Time Out says
Big ideas and the everyday frictions of family elide in this sensitive, impressive Palestinian drama
It’s almost Christmas in modern-day Nazareth, and ageing Abu Shadi and his grown-up son Shadi, who’s fresh off the plane from his very different life as an architect in Rome, have some family skeletons to deal with in this low-key, sharply observed and lightly played Palestinian drama. As the pair (played by real-life father and son Mohammad and Saleh Bakri) drive around town in dad’s battered old Volvo, fulfilling a tradition by delivering invitations to Shadi’s sister’s upcoming wedding, old tensions brew and new ones emerge. It’s a classic prodigal-son set-up: Shadi finds so much about his hometown that’s both familiar and alienating; meanwhile, Abu rolls his eyes at so many of his son’s life choices and opinions. As for us, we’re stuck in the middle, silent on the back seat of this thoughtful urban road movie.

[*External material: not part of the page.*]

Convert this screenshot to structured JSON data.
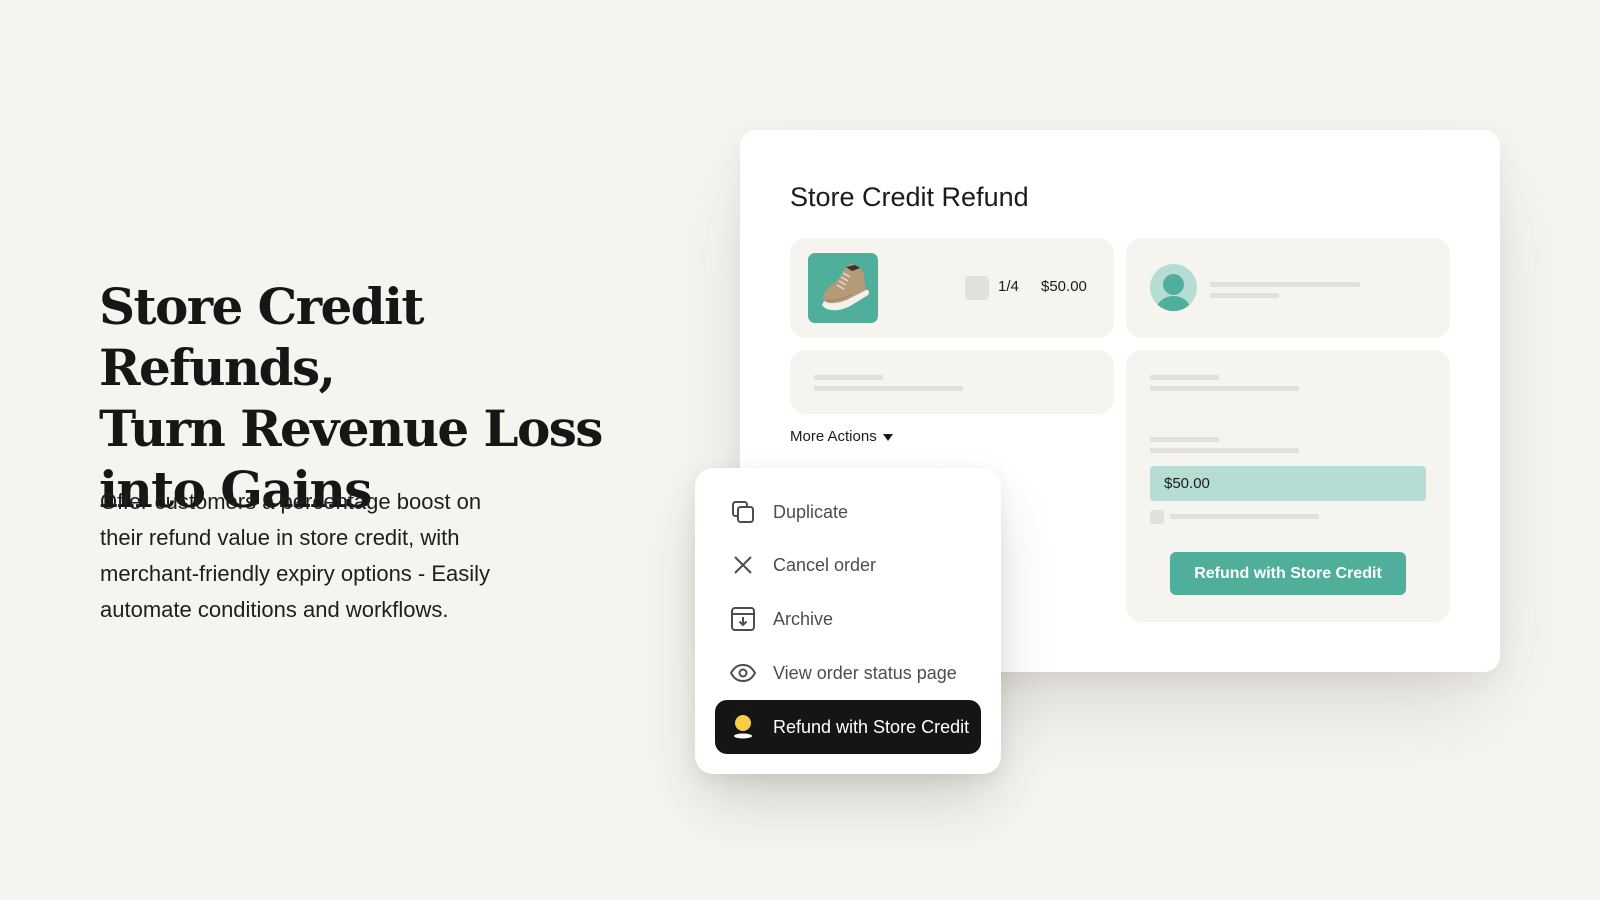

The car journeys and brief visits to various homes are a great chance for writer-director Annemarie Jacr (Salt of the Sea) to craft an often amusing and always endearing portrait of the town’s Christian Arab community as we meet various friends, relatives and gossiping acquaintances along the way. Politics rumble under the surface. Back in Italy, Shadi is dating the daughter of an old PLO leader; meanwhile, his father, a much-liked local teacher aspiring to become a headmaster, has a more let’s-just-crack-on-with-life approach to Israeli-Palestinian tensions. But it’s family politics that’s the main interest: the long-ago separation of Abu and Shadi’s mother threatens to become a live issue again as the wedding day approaches. There is the odd awkward on-the-nose moment in Wajib (which means ‘duty’), but mostly this is a smart study in the push and pull of home, with big ideas about politics versus everyday reality explored at street level with sensitivity and intimacy.